The c-section was much less painful than I’d feared. The pain meds did their job and I was up and walking to breast feeding class the next morning at 9:30am. Recovery overall has gone great. We came home on Tuesday November 19th after a small bit of last minute hospital drama about Casper having lost 9.8% of his body weight. We were asked to supplement at home with a crazy contraption involving a small tube taped to my boob feeding formula while he nursed. Casper declared war on the tube from the start arching his back, screaming and refusing to latch so after 3 attempts, a good cry and a long chat with a friend who happens to be a lactation consultant we gave up until our pediatrician appointment the next morning. Luckily my milk must have come in overnight because by the time we went to the doctor the boy was already up 5 ounces and we were told to ditch the silly supplementing. Breast feeding and baby life in general has been mostly smooth sailing since -- we feel very lucky.

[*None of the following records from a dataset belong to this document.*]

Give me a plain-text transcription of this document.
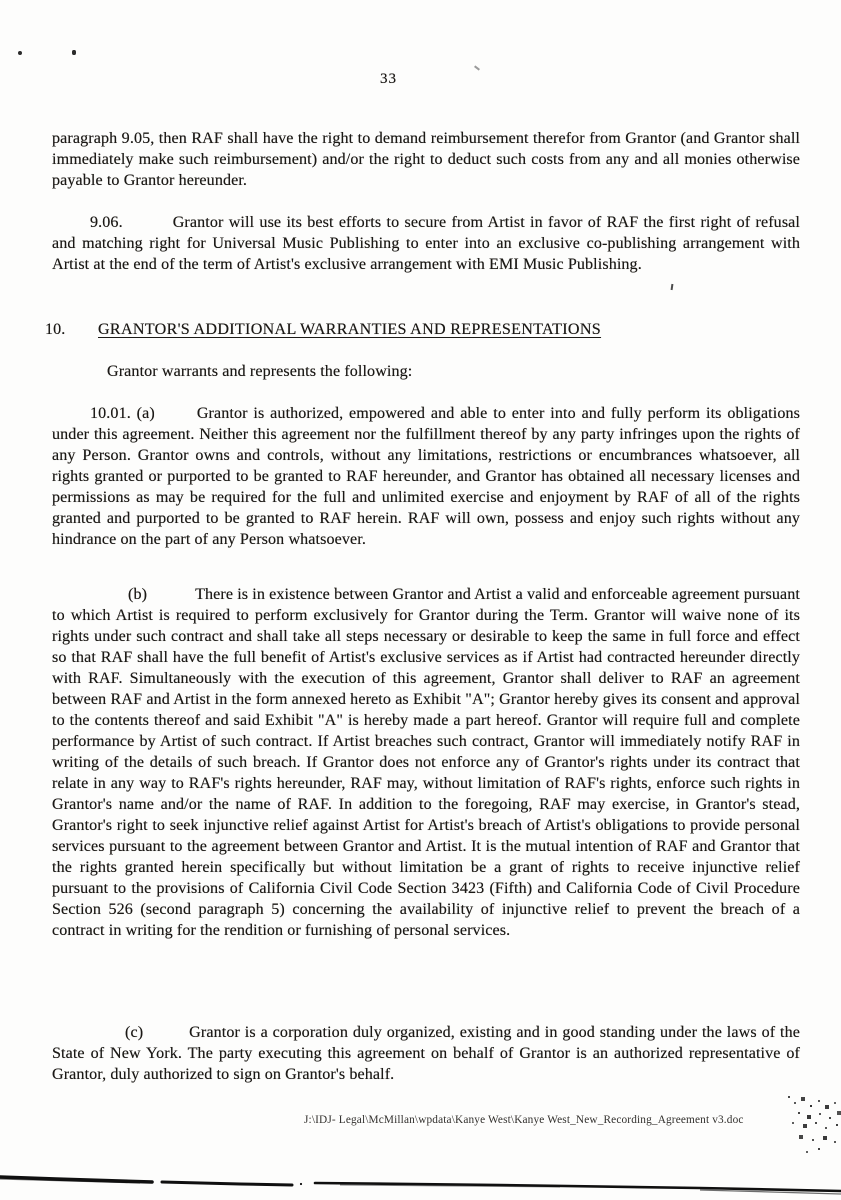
33

paragraph 9.05, then RAF shall have the right to demand reimbursement therefor from Grantor (and Grantor shall immediately make such reimbursement) and/or the right to deduct such costs from any and all monies otherwise payable to Grantor hereunder.

9.06.	Grantor will use its best efforts to secure from Artist in favor of RAF the first right of refusal and matching right for Universal Music Publishing to enter into an exclusive co-publishing arrangement with Artist at the end of the term of Artist's exclusive arrangement with EMI Music Publishing.

10. GRANTOR'S ADDITIONAL WARRANTIES AND REPRESENTATIONS

Grantor warrants and represents the following:

10.01. (a)	Grantor is authorized, empowered and able to enter into and fully perform its obligations under this agreement. Neither this agreement nor the fulfillment thereof by any party infringes upon the rights of any Person. Grantor owns and controls, without any limitations, restrictions or encumbrances whatsoever, all rights granted or purported to be granted to RAF hereunder, and Grantor has obtained all necessary licenses and permissions as may be required for the full and unlimited exercise and enjoyment by RAF of all of the rights granted and purported to be granted to RAF herein. RAF will own, possess and enjoy such rights without any hindrance on the part of any Person whatsoever.

(b)	There is in existence between Grantor and Artist a valid and enforceable agreement pursuant to which Artist is required to perform exclusively for Grantor during the Term. Grantor will waive none of its rights under such contract and shall take all steps necessary or desirable to keep the same in full force and effect so that RAF shall have the full benefit of Artist's exclusive services as if Artist had contracted hereunder directly with RAF. Simultaneously with the execution of this agreement, Grantor shall deliver to RAF an agreement between RAF and Artist in the form annexed hereto as Exhibit "A"; Grantor hereby gives its consent and approval to the contents thereof and said Exhibit "A" is hereby made a part hereof. Grantor will require full and complete performance by Artist of such contract. If Artist breaches such contract, Grantor will immediately notify RAF in writing of the details of such breach. If Grantor does not enforce any of Grantor's rights under its contract that relate in any way to RAF's rights hereunder, RAF may, without limitation of RAF's rights, enforce such rights in Grantor's name and/or the name of RAF. In addition to the foregoing, RAF may exercise, in Grantor's stead, Grantor's right to seek injunctive relief against Artist for Artist's breach of Artist's obligations to provide personal services pursuant to the agreement between Grantor and Artist. It is the mutual intention of RAF and Grantor that the rights granted herein specifically but without limitation be a grant of rights to receive injunctive relief pursuant to the provisions of California Civil Code Section 3423 (Fifth) and California Code of Civil Procedure Section 526 (second paragraph 5) concerning the availability of injunctive relief to prevent the breach of a contract in writing for the rendition or furnishing of personal services.

(c)	Grantor is a corporation duly organized, existing and in good standing under the laws of the State of New York. The party executing this agreement on behalf of Grantor is an authorized representative of Grantor, duly authorized to sign on Grantor's behalf.

J:\IDJ- Legal\McMillan\wpdata\Kanye West\Kanye West_New_Recording_Agreement v3.doc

Here comes the schmoopy part; get ready. I love him so much. I was never really worried about loving him but it’s also true that when asked on the first day of birth class what I was most excited about my honest response was, “having a 6 month old.” I’ve never been that into newborns -- they seem so needy and floppy and boring. But the hormones kicked in and I find myself sad that Casper will get bigger. That he won’t always be the perfect little compact baby that fits right on my chest (squishing himself back into his womb pose, legs crossed, knees bent, pushed over to my right side, gazing up into my eyes). Sometimes when his little grunt-y cries wake me up at 3am I feel a little jolt of excitement that soon he’ll be awake and I’ll get to hold him. He is my baby.